Si bien Platón empezó el linaje de quienes pensaron en un sistema social que irradie perfección, Thomas More inmortalizó su afán con una sola palabra: utopía. El término ha sido empleado para conmover a cuantiosos sujetos, pues, en principio, nunca se lo conecta con las ruindades del ser humano. Subrayo que, como pasó con las propuestas de Francis Bacon y Karl Marx, entre otros intelectuales fantasiosos, ellos hayan sido venerados por hombres del más variado tipo. Naturalmente, cuando el delirio les resultó favorable, los políticos patrocinaron la concreción de todo lo referente a ese anhelo. Es preciso apuntar que, sin excepción, los gobernantes han fracasado en acomodar su realidad a lo marcado por el utopista. La práctica les hizo saber que sus semejantes tenían demasiadas falencias como para formar parte de aquella maquinaria. Esa diversidad humana es incompatible con el proyecto del que, persiguiendo lo sublime, imagina una comunidad en la cual nadie contradice sus dictados. Siguiendo esos principios, la diferencia se castiga indefectiblemente con el destierro del sitio donde operarían los milagros.

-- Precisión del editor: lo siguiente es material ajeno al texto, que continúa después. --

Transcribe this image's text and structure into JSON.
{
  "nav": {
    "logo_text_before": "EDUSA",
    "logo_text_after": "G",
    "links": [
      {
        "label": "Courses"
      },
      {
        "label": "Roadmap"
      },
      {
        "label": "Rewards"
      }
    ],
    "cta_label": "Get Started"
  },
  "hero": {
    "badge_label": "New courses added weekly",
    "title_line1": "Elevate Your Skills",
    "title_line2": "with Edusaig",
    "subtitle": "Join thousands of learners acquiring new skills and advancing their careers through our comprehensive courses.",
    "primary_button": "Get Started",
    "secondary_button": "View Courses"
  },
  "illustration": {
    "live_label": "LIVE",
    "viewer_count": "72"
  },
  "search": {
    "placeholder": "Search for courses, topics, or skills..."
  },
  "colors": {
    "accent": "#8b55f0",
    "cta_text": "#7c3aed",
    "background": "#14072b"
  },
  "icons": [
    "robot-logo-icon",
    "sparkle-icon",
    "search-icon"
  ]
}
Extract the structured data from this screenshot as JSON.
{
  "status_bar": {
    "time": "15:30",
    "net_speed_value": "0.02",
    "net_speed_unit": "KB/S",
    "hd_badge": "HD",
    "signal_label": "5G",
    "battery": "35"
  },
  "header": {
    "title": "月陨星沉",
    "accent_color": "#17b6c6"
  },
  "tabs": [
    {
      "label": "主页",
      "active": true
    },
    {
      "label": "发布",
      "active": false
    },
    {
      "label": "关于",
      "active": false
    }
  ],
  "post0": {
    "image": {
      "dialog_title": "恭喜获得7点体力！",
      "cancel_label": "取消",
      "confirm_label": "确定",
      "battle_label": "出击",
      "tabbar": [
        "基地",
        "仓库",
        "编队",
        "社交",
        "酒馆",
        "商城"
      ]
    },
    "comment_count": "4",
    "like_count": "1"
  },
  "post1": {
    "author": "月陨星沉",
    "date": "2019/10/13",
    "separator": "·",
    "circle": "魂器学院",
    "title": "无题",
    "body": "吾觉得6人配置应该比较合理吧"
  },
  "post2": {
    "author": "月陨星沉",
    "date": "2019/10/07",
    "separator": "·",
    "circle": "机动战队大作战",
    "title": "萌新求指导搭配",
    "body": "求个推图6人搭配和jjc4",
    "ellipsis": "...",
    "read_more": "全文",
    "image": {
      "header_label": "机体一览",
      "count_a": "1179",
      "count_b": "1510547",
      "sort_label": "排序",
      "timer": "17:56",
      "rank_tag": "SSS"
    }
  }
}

Desgraciadamente, existen mortales que confían en la inevitable materialización de una utopía, resistiéndose a revisar sus postulados. Estos individuos buscan verificaciones de las premisas que su guía les fija. La realidad podría estar pulverizando cada una de las creencias que sustentan; sin embargo, su actitud no les permitiría verlo. Hace tiempo, Karl R. Popper enseñó que éste no es el camino hacia la verdad; conduce a planteos dogmáticos, cuya peligrosidad ninguna persona debe ignorar. La ceguera voluntaria de los comunistas trajo consigo las peores pesadillas que se hayan figurado. Lo patológico es que, aun en medio de la podredumbre causada por esos desvaríos ideológicos, sus propagandistas aseguraban que la razón los cobijaba. Queda claro que los fanáticos no están hechos de la materia que posibilita dudar. Lo menos tolerable es que sus certidumbres hubiesen procurado subsistir merced al sacrifico del prójimo.
Con todo, hay otro modo de considerar la utopía. Además de entenderla como un proyecto colectivo, en el que lo singular provoca rechazo, es plausible defenderla bajo la figura del ideal. Desde esta perspectiva, se pueden encontrar virtudes que merecen nuestro entusiasmo. Lo único innegociable es rendirse ante a quienes gustan de la mediocridad y el ocaso. Para estos seres, cambiar los valores que regulan la coexistencia es imposible. Se sugiere que abandonemos la intención de asociarnos con gente íntegra, veraz e ilustrada. Esto es lo que les parece pretencioso, irrealizable; obviamente, su opinión debe ser impugnada sin retraso. Aspirar a desenvolvernos en un ambiente donde la inhonestidad sea censurada, al igual que cualquier expresión de idiotez, es una postura rescatable. Jamás serán innecesarios los hombres que, con razonable orgullo, decidan renovar la línea del quijotismo. Dejemos a los demás que, mansamente, disfruten de su vulgar actualidad.

Nota pictórica. Los felices azares del columpio es un cuadro que fue creado por Jean-Honoré Fragonard (1732–1806).